Rapidamente, a Ancine, a Agência Nacional do Cinema, passou a ser alvo de ataques institucionais. O Fundo Setorial do Audiovisual, um dos principais instrumentos de fomento, teve mecanismos inviabilizados. Bolsonaro e seus asseclas não se importaram em agravar a crise do desemprego ao asfixiar os meios de produção de filmes e séries. O que lhes importava era restringir espaços do livre pensar, evitar que as chamadas minorias ganhassem espaço, que os homens e as mulheres negras, bem como os realizadores e as realizadoras da comunidade LGBTQI+ tivessem instrumentos para gerar as próprias narrativas. Exatamente quando o Cinema Brasileiro parecia um campo fértil como nenhum outro para a exportação de vários Brasis, o nosso pouco digno presidente freou tudo, demonstrando frontalmente a sua predileção pelo autoritarismo e pela mesmice ideal às velhas e bolorentas elites que já deveriam ter perdido seus pornográficos privilégios de produção de discursos e perpetuação destes como algo duramente hegemônico. Então, lhes pergunto, consternado: há ainda o que comemorar no Dia do Cinema Brasileiro?

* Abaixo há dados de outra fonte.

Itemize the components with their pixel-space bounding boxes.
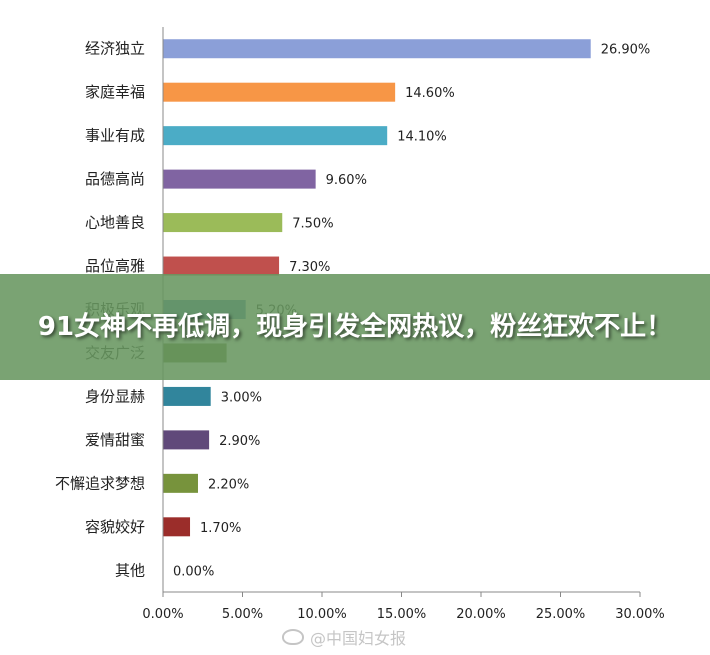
category-label: 心地善良 (85, 214, 145, 232)
value-label: 14.60% (405, 86, 455, 101)
value-label: 2.90% (219, 434, 260, 449)
x-tick-label: 10.00% (297, 607, 347, 622)
value-label: 7.50% (292, 217, 333, 232)
weibo-icon (282, 629, 304, 645)
bars (163, 39, 591, 537)
value-label: 1.70% (200, 521, 241, 536)
category-label: 其他 (115, 561, 145, 579)
bar (163, 430, 210, 450)
value-label: 2.20% (208, 477, 249, 492)
x-tick-label: 5.00% (222, 607, 263, 622)
watermark: @中国妇女报 (282, 626, 406, 648)
category-label: 身份显赫 (85, 387, 145, 405)
category-label: 品位高雅 (85, 257, 145, 275)
bar (163, 169, 316, 189)
value-label: 26.90% (601, 43, 651, 58)
category-label: 事业有成 (85, 127, 145, 145)
bar (163, 82, 396, 102)
value-label: 7.30% (289, 260, 330, 275)
bar (163, 386, 211, 406)
bar (163, 126, 388, 146)
category-label: 品德高尚 (85, 170, 145, 188)
x-tick-label: 0.00% (142, 607, 183, 622)
value-label: 0.00% (173, 564, 214, 579)
value-label: 3.00% (221, 390, 262, 405)
bar (163, 473, 198, 493)
x-tick-label: 30.00% (615, 607, 665, 622)
watermark-text: @中国妇女报 (310, 629, 407, 648)
category-label: 容貌姣好 (85, 518, 145, 536)
bar (163, 517, 191, 537)
value-labels: 26.90%14.60%14.10%9.60%7.50%7.30%5.20%3.… (173, 43, 650, 580)
x-tick-label: 25.00% (536, 607, 586, 622)
bar (163, 213, 283, 233)
x-tick-label: 20.00% (456, 607, 506, 622)
headline-banner: 91女神不再低调，现身引发全网热议，粉丝狂欢不止！ (0, 274, 710, 380)
bar (163, 39, 591, 59)
category-label: 爱情甜蜜 (85, 431, 145, 449)
headline-text: 91女神不再低调，现身引发全网热议，粉丝狂欢不止！ (37, 312, 673, 342)
category-label: 经济独立 (85, 40, 145, 58)
category-label: 不懈追求梦想 (55, 474, 145, 492)
bar (163, 256, 280, 276)
value-label: 9.60% (326, 173, 367, 188)
value-label: 14.10% (397, 130, 447, 145)
category-label: 家庭幸福 (85, 83, 145, 101)
x-tick-label: 15.00% (377, 607, 427, 622)
x-axis-ticks: 0.00% 5.00% 10.00% 15.00% 20.00% 25.00% 30.00% (142, 592, 665, 622)
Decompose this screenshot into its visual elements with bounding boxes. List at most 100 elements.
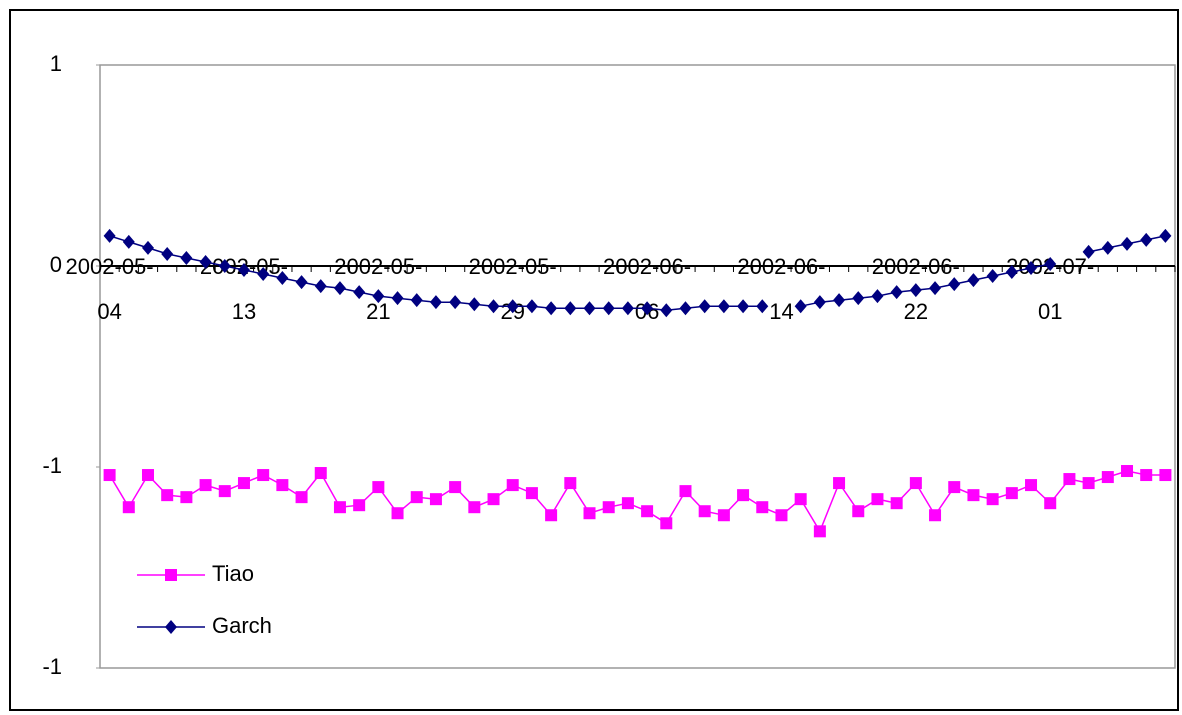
- data-point: [372, 481, 385, 494]
- legend-label: Tiao: [212, 561, 254, 586]
- data-point: [141, 469, 154, 482]
- data-point: [314, 467, 327, 480]
- data-point: [276, 479, 289, 492]
- data-point: [353, 499, 366, 512]
- data-point: [333, 281, 346, 296]
- data-point: [545, 301, 558, 316]
- data-point: [1025, 479, 1038, 492]
- data-point: [756, 501, 769, 514]
- data-point: [218, 485, 231, 498]
- data-point: [852, 505, 865, 518]
- x-tick-label-line: 2002-06-: [872, 254, 960, 279]
- data-point: [410, 293, 423, 308]
- data-point: [602, 501, 615, 514]
- data-point: [525, 299, 538, 314]
- data-point: [1121, 236, 1134, 251]
- y-tick-label: -1: [42, 654, 62, 679]
- data-point: [218, 259, 231, 273]
- data-point: [1082, 477, 1095, 490]
- data-point: [506, 299, 519, 314]
- data-point: [871, 289, 884, 304]
- data-point: [141, 240, 154, 255]
- data-point: [410, 491, 423, 504]
- data-point: [122, 234, 135, 249]
- data-point: [103, 228, 116, 243]
- data-point: [1005, 487, 1018, 500]
- data-point: [237, 477, 250, 490]
- x-tick-label: 2002-05-21: [334, 254, 422, 324]
- data-point: [564, 301, 577, 316]
- data-point: [1140, 469, 1153, 482]
- data-point: [1082, 244, 1095, 259]
- data-point: [1101, 471, 1114, 484]
- data-point: [986, 269, 999, 284]
- marker: [165, 569, 177, 581]
- x-tick-label-line: 14: [769, 299, 793, 324]
- data-point: [103, 469, 116, 482]
- data-point: [391, 291, 404, 306]
- data-point: [1044, 256, 1057, 271]
- data-point: [199, 479, 212, 492]
- data-point: [180, 250, 193, 265]
- data-point: [986, 493, 999, 506]
- marker: [165, 620, 177, 634]
- data-point: [909, 477, 922, 490]
- data-point: [468, 501, 481, 514]
- data-point: [775, 509, 788, 522]
- data-point: [737, 489, 750, 502]
- x-tick-label-line: 2002-05-: [469, 254, 557, 279]
- x-tick-label-line: 2002-06-: [737, 254, 825, 279]
- data-point: [353, 285, 366, 300]
- data-point: [391, 507, 404, 520]
- data-point: [967, 489, 980, 502]
- data-point: [487, 493, 500, 506]
- data-point: [698, 505, 711, 518]
- data-point: [1044, 497, 1057, 510]
- data-point: [852, 291, 865, 306]
- x-tick-label: 2002-06- 14: [737, 254, 825, 324]
- data-point: [1101, 240, 1114, 255]
- data-point: [967, 273, 980, 288]
- data-point: [948, 277, 961, 292]
- data-point: [794, 493, 807, 506]
- data-point: [372, 289, 385, 304]
- data-point: [257, 267, 270, 282]
- data-point: [890, 497, 903, 510]
- x-tick-label-line: 04: [97, 299, 121, 324]
- data-point: [237, 263, 250, 278]
- data-point: [295, 491, 308, 504]
- x-tick-label-line: 01: [1038, 299, 1062, 324]
- x-tick-label-line: 2002-05-: [334, 254, 422, 279]
- data-point: [621, 301, 634, 316]
- y-tick-label: -1: [42, 453, 62, 478]
- data-point: [449, 481, 462, 494]
- data-point: [257, 469, 270, 482]
- data-point: [660, 517, 673, 530]
- data-point: [679, 485, 692, 498]
- data-point: [1140, 232, 1153, 247]
- data-point: [161, 246, 174, 261]
- data-point: [525, 487, 538, 500]
- x-tick-label-line: 2002-06-: [603, 254, 691, 279]
- data-point: [333, 501, 346, 514]
- data-point: [429, 493, 442, 506]
- data-point: [909, 283, 922, 298]
- data-point: [1005, 265, 1018, 280]
- data-point: [1063, 473, 1076, 486]
- data-point: [813, 295, 826, 310]
- data-point: [199, 254, 212, 269]
- data-point: [871, 493, 884, 506]
- data-point: [1159, 469, 1172, 482]
- data-point: [276, 271, 289, 286]
- data-point: [698, 299, 711, 314]
- data-point: [487, 299, 500, 314]
- data-point: [180, 491, 193, 504]
- y-tick-label: 0: [50, 252, 62, 277]
- data-point: [929, 281, 942, 296]
- x-tick-label-line: 2002-05-: [66, 254, 154, 279]
- data-point: [429, 295, 442, 310]
- data-point: [545, 509, 558, 522]
- data-point: [737, 299, 750, 314]
- data-point: [564, 477, 577, 490]
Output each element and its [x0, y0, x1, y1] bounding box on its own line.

Mas, contrariando a minha sensação de cansaço diante dessa terra aparentemente arrasada por um desgoverno de inclinações fascistas e que, como tal, publicamente defende a instauração de um cinema ufanista, exclusivista e distante da pluralidade que nos torna tão singulares, afirmo: comemoremos. Celebremos muito essa trajetória lindíssima, embora errática e repleta de contratempos; festejemos a existência de pessoas com brios e forças suficientes para militar em prol do nosso amor incondicional e tão incompreendido no território nacional; gritemos “viva” para aqueles que se empenham diariamente no sentido de dirimir distorções que fazem tantos falarem bobagens como “cinema brasileiro é ruim e só tem putaria”; recebamos com entusiasmo cada vitória, pretérita, presente ou futura, em meio ao obscurantismo que teima em pairar sobre nosso território como um vulto; cantemos à memória dos bravos e das bravas que deixaram legados de importância incomensurável; louvemos o surgimento da geração que há de ajudar na recondução ao lugar que nos cabe. Portanto, há muito o que comemorar. Façamos força. Celebremos. Esses canalhas disfarçados de patriotas diligentes não suportam a poesia. E o nosso cinema é poético.